The elephant in the room at the moment is there is NO budget for Neighbourhood Health Service. There does not appear to be spare cash in local authorities or the NHS or anywhere else. It may fall to the Better Care Fund (A weird money pot shared between the two). But that is already used mostly for social care, so redeploying that would be robbing a homeless Peter to pay an invisible Paul.
If neighbourhoods are dependent on others for their funding it could become a system warped by the demand of their stakeholders. Directly undermining the ability of the community to function. The worst possible scenario is that they are funding directly by the hierarchical, autocratic, hospital trusts who are all about ‘do to’. Putting the needs of hospitals in direct conflict with the ‘do with’ needs of their communities.

“….a ‘top-down’ approach of driving change and improvements risks alienating the workforce and communities and hinders development of trusting relationships”
Fuller ‘Stocktake” Report 2022
Community Health Is Worth Investing In.
If the goal is to give power to communities then the communities need to control their own funding. But who or how it gets there is a mystery right now. Without funding any talk of implementation is just pie in the sky. But communities and the people with in are not just costs. They create the most precious of human value. If public services can’t invest in community then we need to have a conversation with our politicians about accountability. It is OUR NHS after all.
If you have your own community group and want to get funding please read my guide here or get in touch.

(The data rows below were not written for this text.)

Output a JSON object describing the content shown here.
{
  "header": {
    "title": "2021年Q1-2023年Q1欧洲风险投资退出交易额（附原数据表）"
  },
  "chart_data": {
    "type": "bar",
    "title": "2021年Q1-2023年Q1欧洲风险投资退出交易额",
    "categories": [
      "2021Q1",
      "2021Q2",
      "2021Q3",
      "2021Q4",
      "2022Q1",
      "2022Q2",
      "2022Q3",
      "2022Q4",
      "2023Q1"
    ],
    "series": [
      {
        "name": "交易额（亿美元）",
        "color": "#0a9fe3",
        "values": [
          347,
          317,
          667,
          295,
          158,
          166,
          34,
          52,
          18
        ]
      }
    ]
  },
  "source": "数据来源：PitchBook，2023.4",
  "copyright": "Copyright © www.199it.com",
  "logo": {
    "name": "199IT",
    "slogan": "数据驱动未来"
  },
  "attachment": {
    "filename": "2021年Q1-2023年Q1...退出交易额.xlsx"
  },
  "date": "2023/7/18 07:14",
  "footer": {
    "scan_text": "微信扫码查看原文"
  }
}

‘Do With’ Or ‘Do To’ Community Health?
So are the NHS England’s Neighbourhood Health Guidelines for 2025/26, ‘Do With’ or ‘Do To’? I would argue that not only the plans clearly not written to ‘Do With’ they are not even ‘Do To’ either. They are much closer to ‘Do At’ Neighbourhood communities. It talks about engaging with local communities it is only the most surface deep politically correct thing to do.
It is little more about a performance in front of communities. There is nothing about building the relationships the shared sense of belonging and purpose that are the hallmarks of community work. As described there is no reason for communities to engage with this work at all, other than see it as another form of treatment provision. Merely renaming the GP practice as ‘neighbourhood health centre’, everything else is performance pretending to do community, whilst what the NHS does remains little changed.

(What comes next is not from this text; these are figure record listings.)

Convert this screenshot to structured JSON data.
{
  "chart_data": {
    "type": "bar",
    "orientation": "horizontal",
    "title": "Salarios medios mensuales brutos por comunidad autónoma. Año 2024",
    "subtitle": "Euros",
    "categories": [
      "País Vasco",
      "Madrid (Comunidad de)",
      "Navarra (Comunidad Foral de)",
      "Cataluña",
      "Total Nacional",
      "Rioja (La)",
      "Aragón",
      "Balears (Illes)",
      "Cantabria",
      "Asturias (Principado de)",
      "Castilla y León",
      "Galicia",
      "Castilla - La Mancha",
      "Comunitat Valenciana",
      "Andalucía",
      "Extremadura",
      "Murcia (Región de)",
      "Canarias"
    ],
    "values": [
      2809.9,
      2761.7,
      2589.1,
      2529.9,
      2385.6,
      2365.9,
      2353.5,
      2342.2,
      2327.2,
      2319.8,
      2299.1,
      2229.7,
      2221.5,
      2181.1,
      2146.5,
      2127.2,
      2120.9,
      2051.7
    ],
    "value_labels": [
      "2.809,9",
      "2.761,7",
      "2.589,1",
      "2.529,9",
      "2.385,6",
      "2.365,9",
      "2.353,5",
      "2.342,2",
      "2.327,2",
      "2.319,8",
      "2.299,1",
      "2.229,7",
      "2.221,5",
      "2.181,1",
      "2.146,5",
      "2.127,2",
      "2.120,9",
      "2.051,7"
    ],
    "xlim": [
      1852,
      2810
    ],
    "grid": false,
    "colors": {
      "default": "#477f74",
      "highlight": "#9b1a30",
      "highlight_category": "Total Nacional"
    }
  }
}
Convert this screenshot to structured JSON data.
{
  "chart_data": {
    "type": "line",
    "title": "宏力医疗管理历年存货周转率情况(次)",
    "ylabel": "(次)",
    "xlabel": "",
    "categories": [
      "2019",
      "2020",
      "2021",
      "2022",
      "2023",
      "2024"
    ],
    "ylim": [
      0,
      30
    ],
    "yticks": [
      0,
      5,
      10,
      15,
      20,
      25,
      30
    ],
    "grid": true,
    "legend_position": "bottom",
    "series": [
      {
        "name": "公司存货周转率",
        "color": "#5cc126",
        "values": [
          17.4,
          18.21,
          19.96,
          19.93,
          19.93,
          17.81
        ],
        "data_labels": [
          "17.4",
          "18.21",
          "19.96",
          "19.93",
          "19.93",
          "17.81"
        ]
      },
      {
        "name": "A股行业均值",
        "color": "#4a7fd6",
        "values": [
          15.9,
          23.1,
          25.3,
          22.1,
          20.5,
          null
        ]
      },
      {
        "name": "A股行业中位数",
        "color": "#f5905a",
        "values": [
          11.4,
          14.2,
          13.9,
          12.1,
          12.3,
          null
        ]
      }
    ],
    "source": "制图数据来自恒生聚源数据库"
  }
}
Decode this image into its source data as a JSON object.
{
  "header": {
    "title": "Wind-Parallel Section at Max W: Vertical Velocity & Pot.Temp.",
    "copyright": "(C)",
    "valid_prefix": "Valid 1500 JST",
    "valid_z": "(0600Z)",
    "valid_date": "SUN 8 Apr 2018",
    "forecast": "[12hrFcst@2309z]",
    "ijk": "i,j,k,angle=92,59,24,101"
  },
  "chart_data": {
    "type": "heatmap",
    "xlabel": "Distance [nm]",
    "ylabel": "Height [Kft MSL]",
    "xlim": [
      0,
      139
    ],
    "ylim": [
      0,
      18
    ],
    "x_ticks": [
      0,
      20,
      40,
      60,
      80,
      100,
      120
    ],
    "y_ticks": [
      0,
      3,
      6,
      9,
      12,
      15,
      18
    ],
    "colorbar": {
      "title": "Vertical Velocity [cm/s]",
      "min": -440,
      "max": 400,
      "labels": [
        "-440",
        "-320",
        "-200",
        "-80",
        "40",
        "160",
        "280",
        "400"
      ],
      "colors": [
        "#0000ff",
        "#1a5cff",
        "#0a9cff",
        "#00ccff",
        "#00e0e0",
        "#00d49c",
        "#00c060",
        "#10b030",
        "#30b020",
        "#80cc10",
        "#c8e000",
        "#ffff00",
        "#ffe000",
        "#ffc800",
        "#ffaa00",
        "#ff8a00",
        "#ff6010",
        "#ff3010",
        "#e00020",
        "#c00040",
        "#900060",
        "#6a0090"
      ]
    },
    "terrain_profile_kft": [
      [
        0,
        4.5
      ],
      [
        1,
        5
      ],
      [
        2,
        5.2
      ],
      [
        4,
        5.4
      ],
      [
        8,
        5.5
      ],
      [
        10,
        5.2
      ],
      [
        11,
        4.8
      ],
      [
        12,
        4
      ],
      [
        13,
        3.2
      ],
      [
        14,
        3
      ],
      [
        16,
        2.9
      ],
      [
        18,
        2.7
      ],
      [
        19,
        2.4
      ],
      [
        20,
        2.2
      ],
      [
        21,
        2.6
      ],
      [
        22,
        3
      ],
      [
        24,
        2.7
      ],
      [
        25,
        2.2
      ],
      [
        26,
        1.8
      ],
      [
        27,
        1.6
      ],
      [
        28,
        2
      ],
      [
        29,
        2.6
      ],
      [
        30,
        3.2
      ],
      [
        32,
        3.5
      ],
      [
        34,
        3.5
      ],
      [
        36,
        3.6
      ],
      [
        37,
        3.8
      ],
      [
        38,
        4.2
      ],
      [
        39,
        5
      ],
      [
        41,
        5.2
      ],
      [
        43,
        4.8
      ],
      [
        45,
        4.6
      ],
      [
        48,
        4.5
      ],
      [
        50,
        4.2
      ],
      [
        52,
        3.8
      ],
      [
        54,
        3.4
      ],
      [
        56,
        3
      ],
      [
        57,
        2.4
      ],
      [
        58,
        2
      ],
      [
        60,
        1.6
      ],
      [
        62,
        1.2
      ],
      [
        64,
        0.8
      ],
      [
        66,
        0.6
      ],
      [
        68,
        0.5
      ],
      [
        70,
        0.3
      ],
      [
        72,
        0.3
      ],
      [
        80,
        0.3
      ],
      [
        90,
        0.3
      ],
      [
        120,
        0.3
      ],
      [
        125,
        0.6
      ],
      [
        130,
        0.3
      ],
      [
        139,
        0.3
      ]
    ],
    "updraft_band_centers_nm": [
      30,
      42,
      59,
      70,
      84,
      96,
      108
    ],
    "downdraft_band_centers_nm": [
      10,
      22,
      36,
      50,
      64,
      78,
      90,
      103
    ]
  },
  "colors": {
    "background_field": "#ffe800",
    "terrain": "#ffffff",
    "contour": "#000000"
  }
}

Creating Local Communities For a Healthier Future.
Local leader DO have a choice. It does not have to be a performance of community. They can implement these plans alongside genuine deep community work. Engaging and enhancing existing community groups and projects. Doing community care with their communities. Whilst also connecting people in new ways, creating dedicated local initiatives, founding around genuine expert health advice.
They can act as health innovation hubs testing and new technologies and ways of working with local businesses charities, universities colleges and 3rd sector organisations. So let’s use the opportunity to build health communities where we can all be a part in to create a healthier society and a healthier NHS.
Conclusion:
The Neighbourhood Health Service offers a compelling vision of local, integrated, preventative care, bringing healthcare directly into communities. However, turning this vision into reality means learning from past failures, To truly succeed, we must embrace genuine collaboration, prioritise local innovation, create secure and stable independent budgets and replace outdated top down approaches with meaningful, community led solutions. The path forward is clear: less ‘doing to,’ more ‘doing with’ Our communities is essential for addressing the health problems running rampant through our society.